Stock exchanges: You win some, you lose some
Stock exchanges: You win some, you lose some
Exclusive: P&A Associates and client MCX-SX won an order from the Competition Commission of India (CCI) finding that the National Stock Exchange (NSE), which was represented by Amarchand Mangaldas and Vaish Associates, had abused its dominant position.

The case will head to the CCI on 2 June to allow NSE to respond on the question of penalty, but the decision significantly reduced the director general’s (DG) earlier definition of the “relevant market” in a partial victory for NSE, according to a CCI draft order that Legally India has seen.

The commission determined in its majority order dated 25 May 2011 that NSE did enjoy a dominant position only in the currency derivatives (CD) sector, which it found was clearly an independent and distinct relevant market. although the CCI did rule that NSE had used its position of strength in the non-CD sectors to protect its position in the CD segment.

This went against the DG’s finding in December 2010 that NSE was dominant in the entire stock exchange market service as a “single relevant product”, because there was “supply-side substitutability” between the segments and any exchange could easily start new operations in any capital markets segments to try and compete.

The CCI’s smaller definition of relevant market as just applying to CDs is a boon for NSE because otherwise its behaviour across the market would have come under potential scrutiny to establish predatory pricing or other abuse under section 4 of the Competition Act 2002.

The CCI found the NSE to have abused its dominance and position of strength in the CD segment because:

  • it supplied certain trading software products to customers for free, in contravention of section 4(2)(a)(ii); and
  • NSE disabled inter-operability between its trading software system ODIN and MCX’s parent-company’s competing NOW system, in contravention of 4(2)(b)(i) and (ii) and 4(2)(c) and (d); and
  • it used its position of strength in the non CD segment to protect its position in the CD segment, contravening 4(2)(e).

The CCI likened the situation to the US v Microsoft case and a Microsoft case in the European Union (EU), where the software company was alleged to have changed the Windows operating system’s application programming interface (API) to make it harder for third party vendors to create competing software. The EU fined Microsoft a record $1.3bn at the time for its anti-trust breach.


The CCI has not specified any penalties payable by NSE, which could amount to 10 per cent of the stock exchanges annual turnover.

It is understood that the NSE now has time to reply as to why it should not pay a penalty by 2 June. The CCI would reach a decision on the quantum of the fine within around 15 days, one competition lawyer told Legally India.

It was very likely that the CCI would issue a cease and desist order against NSE, said the lawyer, but whether penalties would be imposed was not certain at present.

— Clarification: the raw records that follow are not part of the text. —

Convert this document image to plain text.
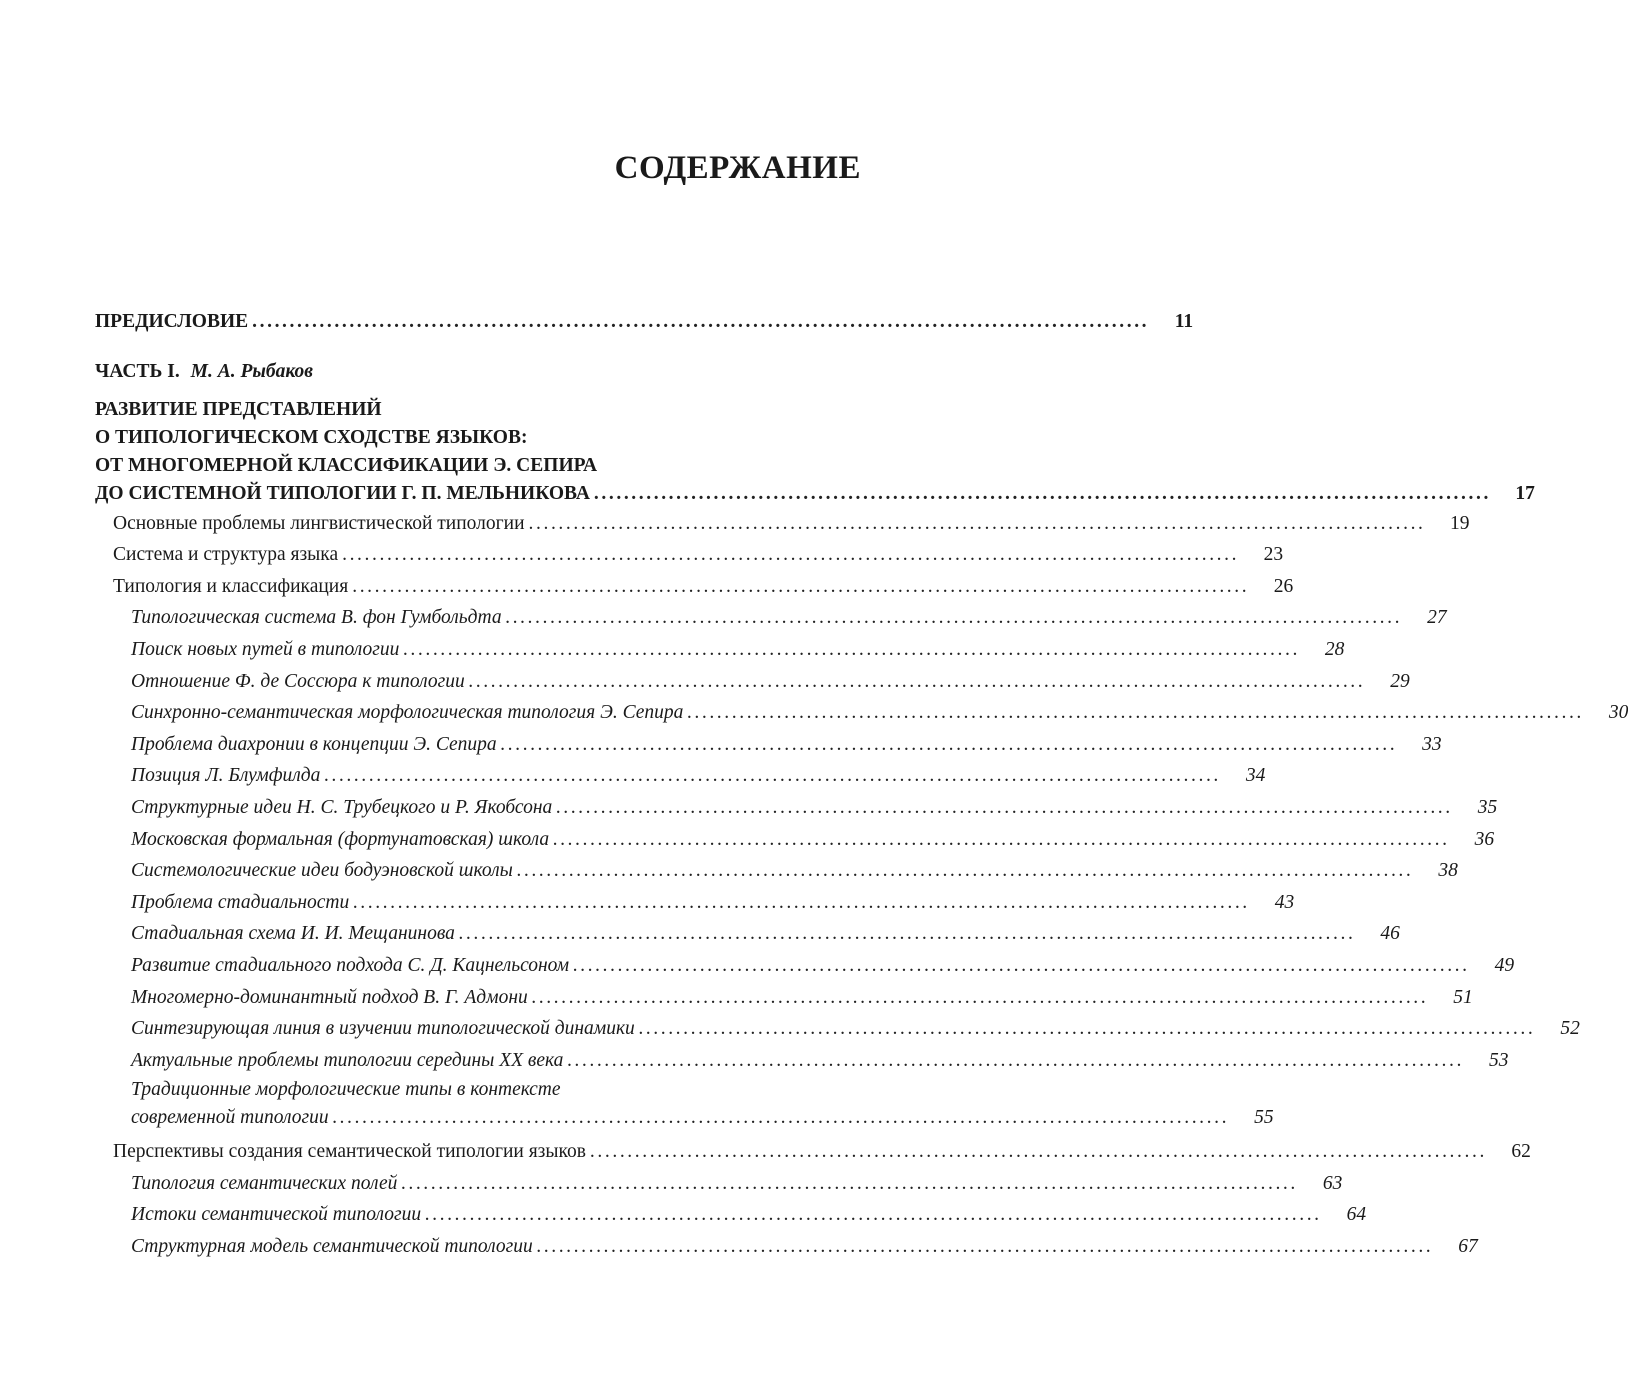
СОДЕРЖАНИЕ
ПРЕДИСЛОВИЕ ........................................................................................................................	11
ЧАСТЬ I. М. А. Рыбаков
РАЗВИТИЕ ПРЕДСТАВЛЕНИЙ
О ТИПОЛОГИЧЕСКОМ СХОДСТВЕ ЯЗЫКОВ:
ОТ МНОГОМЕРНОЙ КЛАССИФИКАЦИИ Э. СЕПИРА
ДО СИСТЕМНОЙ ТИПОЛОГИИ Г. П. МЕЛЬНИКОВА ........................................................................................................................	17
Основные проблемы лингвистической типологии ........................................................................................................................	19
Система и структура языка ........................................................................................................................	23
Типология и классификация ........................................................................................................................	26
Типологическая система В. фон Гумбольдта ........................................................................................................................	27
Поиск новых путей в типологии ........................................................................................................................	28
Отношение Ф. де Соссюра к типологии ........................................................................................................................	29
Синхронно-семантическая морфологическая типология Э. Сепира ........................................................................................................................	30
Проблема диахронии в концепции Э. Сепира ........................................................................................................................	33
Позиция Л. Блумфилда ........................................................................................................................	34
Структурные идеи Н. С. Трубецкого и Р. Якобсона ........................................................................................................................	35
Московская формальная (фортунатовская) школа ........................................................................................................................	36
Системологические идеи бодуэновской школы ........................................................................................................................	38
Проблема стадиальности ........................................................................................................................	43
Стадиальная схема И. И. Мещанинова ........................................................................................................................	46
Развитие стадиального подхода С. Д. Кацнельсоном ........................................................................................................................	49
Многомерно-доминантный подход В. Г. Адмони ........................................................................................................................	51
Синтезирующая линия в изучении типологической динамики ........................................................................................................................	52
Актуальные проблемы типологии середины XX века ........................................................................................................................	53
Традиционные морфологические типы в контексте
современной типологии ........................................................................................................................	55
Перспективы создания семантической типологии языков ........................................................................................................................	62
Типология семантических полей ........................................................................................................................	63
Истоки семантической типологии ........................................................................................................................	64
Структурная модель семантической типологии ........................................................................................................................	67
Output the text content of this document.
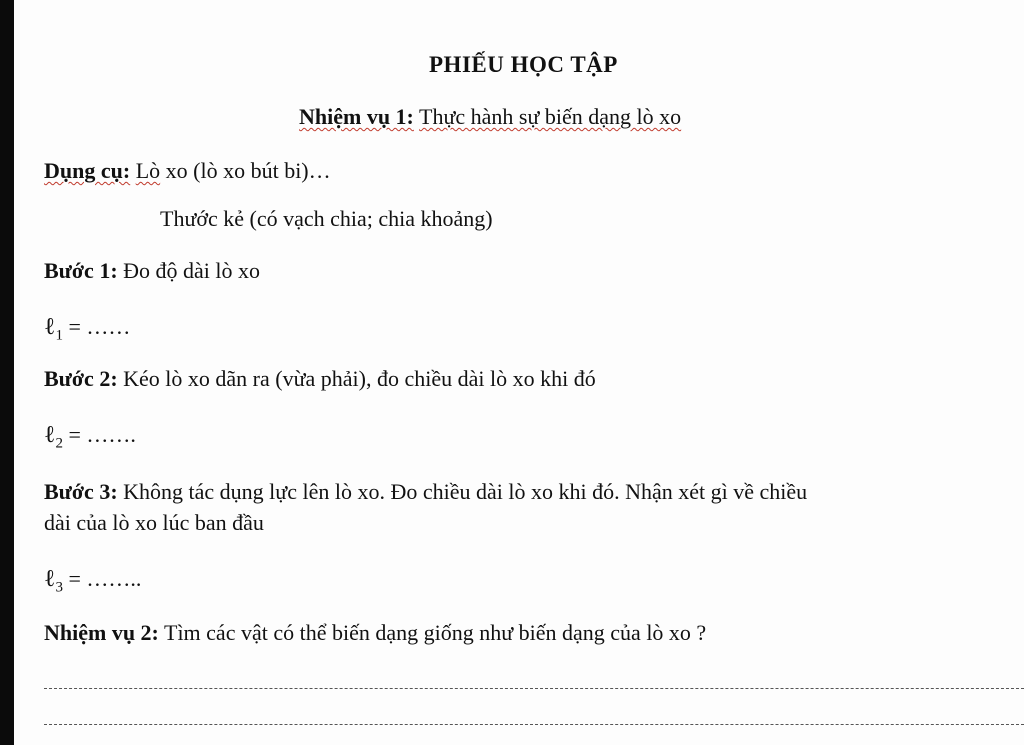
PHIẾU HỌC TẬP
Nhiệm vụ 1: Thực hành sự biến dạng lò xo
Dụng cụ: Lò xo (lò xo bút bi)…
Thước kẻ (có vạch chia; chia khoảng)
Bước 1: Đo độ dài lò xo
ℓ$_1$ = ……
Bước 2: Kéo lò xo dãn ra (vừa phải), đo chiều dài lò xo khi đó
ℓ$_2$ = …….
Bước 3: Không tác dụng lực lên lò xo. Đo chiều dài lò xo khi đó. Nhận xét gì về chiều
dài của lò xo lúc ban đầu
ℓ$_3$ = ……..
Nhiệm vụ 2: Tìm các vật có thể biến dạng giống như biến dạng của lò xo ?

Another competition lawyer commented that it was unlikely the CCI would impose any or a significant penalty, judging by the decision in the Bollywood producer’s cartel case where the offenders were fined only Rs 1 lakh each, as reported by Legally India earlier today. However, another competition lawyer speculated that if a fine was imposed it would at least be one or more crore rupees.

Under section 28 the CCI also has the power to divide enterprises in contravention of the Act, said another lawyer, while acknowledging that the regulator was unlikely to take such drastic steps that could alienate industry.

According to competition lawyers observing the case it is very likely that NSE would appeal the CCI’s decision to the Competition Appellate Tribunal (CAT) if it is not satisfied with the penalty.

On 18 May NSE secured a Delhi High Court order directing the CCI to supply a copy of its decision that NSE was guilty of abusing its position so that the exchange could prepare a reply, reported the Hindu.

The CCI then circulated its draft order but it is understood that the minority opinion in the CCI draft order has not yet been communicated.

All lawyers involved in the case declined to comment.